Biomathematics / Computational Biology Colloquium

First of Two COB Talks for 11/14: Can Differential Geometry of Fitness Landscapes Solve the Genotype-Phenotype Problem? Hints from Bacteria, Cancer and Autism

Speaker: Olivier Lichtarge MD, PhD, Cullen Chair Professor of Molecular and Human Genetics, Baylor College of Medicine, Houston, TX

Location: Warren Weaver Hall 1314

Date: Tuesday, November 14, 2017, 11:15 a.m.

Synopsis:

The genotype-phenotype relationship governs life in the short term and evolution over the long term, but its complexity has frustrated proper description by elementary equations. By defining differentiation and integration in mutational landscapes, the talk will present an evolutionary calculus to solve genotype-phenotype equations, predict the evolutionary action of mutations on fitness, and elucidate which genes drive a trait, or a disease, in a population. Across 20 cancer cohorts, integrating the evolutionary action of somatic missense mutations from 5,996 patients identified 460 genes with abnormal mutational displacements in the fitness landscape, and likely drivers of tumor. Many of these genes escape detection by current techniques, but most have literature, genetic or functional support, including several dozen with oncogenic integral profiles. Likewise, in autism, integrating de novo missense variants across 2,384 probands implicated 398 genes from 23 pathways, including axonogenesis, synaptic transmission, and neurodevelopmental pathways. The predicted fitness impact of de novo and inherited missense variants in these candidate genes correlated with patient IQ and identified phenotypic differences even for exclusively novel candidates.

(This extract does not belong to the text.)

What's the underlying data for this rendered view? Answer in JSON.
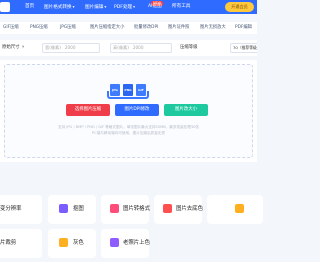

To test whether these ideas can unravel genotype-phenotype across evolutionary clades, other data show that integrating missense variants in ciprofloxacin pressured E. coli recovers precisely the genes known to confer resistance to that antibiotic. The evolutionary root of these results lies in the selection forces that constrain accepted mutations. These mutations, which are thought to be nearly neutral, can now be shown to have an exponential bias towards least evolutionary action. As a result, a normal population on average follows geodesics in the fitness landscape, but a population selected to carry a specific trait or with a given disease, steps off the geodesic.  Beyond biological insights in cancer, autism, or antibiotic resistance, this work shows that the explicit use of evolution to measure fitness gradients, pathogenic missteps and selective forces in mutational landscapes may elucidate which genes support a trait, phenotype, or disease common to a population. Thus, basic concepts from calculus, a technique to solve formulaically otherwise intractable problems, may support a new analytic paradigm in biology to solve the genotype-phenotype problem, as we sought to show.